A coupled experimental and thermodynamic assessment of the Mg-Bi-Sb and Zn-Bi-Sb ternary system and extrapolate to the Mg-Bi-Zn-Sb system

Abstract

The magnesium-bismuth-antimony (Mg-Bi-Sb) system as a promising system for developing the alloy-type anode of magnesium recharge batteries and creep-resistant magnesium alloys has drawn widespread attention. Additionally, zinc-bismuth-antimony (Zn-Bi-Sb) alloys are candidates of the advanced thermoelectric materials. Hereby, the phase equilibria and transformation temperatures of the Mg-Bi-Sb ternary system were studied via thermodynamic modeling coupled with key experiments.
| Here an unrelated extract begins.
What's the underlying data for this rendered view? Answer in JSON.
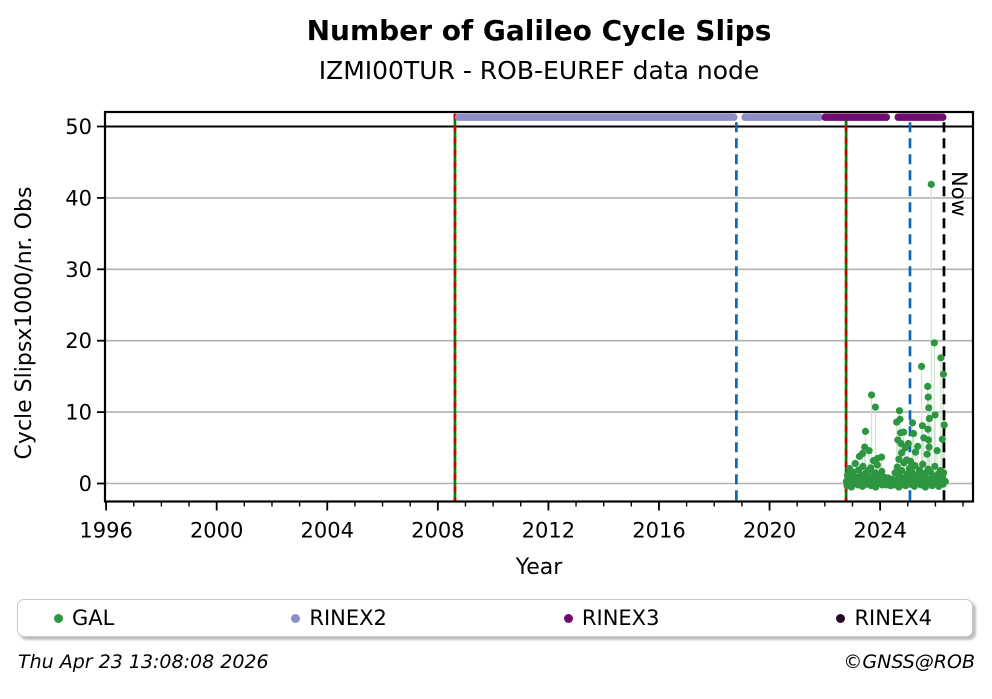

The isothermal section of the Mg-rich corner at 500°C in the Mg-Bi-Sb ternary system was experimentally constructed and no new ternary compound was observed in this work. The calculated phase equilibria of the Mg-Bi-Sb ternary system can reproduce most of the measured data in this work using the current optimized thermodynamic parameters. Meanwhile, the binary Zn-Sb and ternary Zn-Bi-Sb systems were re-assessed based on the available literature data, respectively. A set of self-consistent parameters describing the ternary Zn-Bi-Sb system were achieved, and the present calculated results are in good agreement between phase equilibria as well as thermodynamic properties. The tentative Mg-Zn-Sb and Mg-Bi-Zn-Sb systems were then developed using the extrapolation method.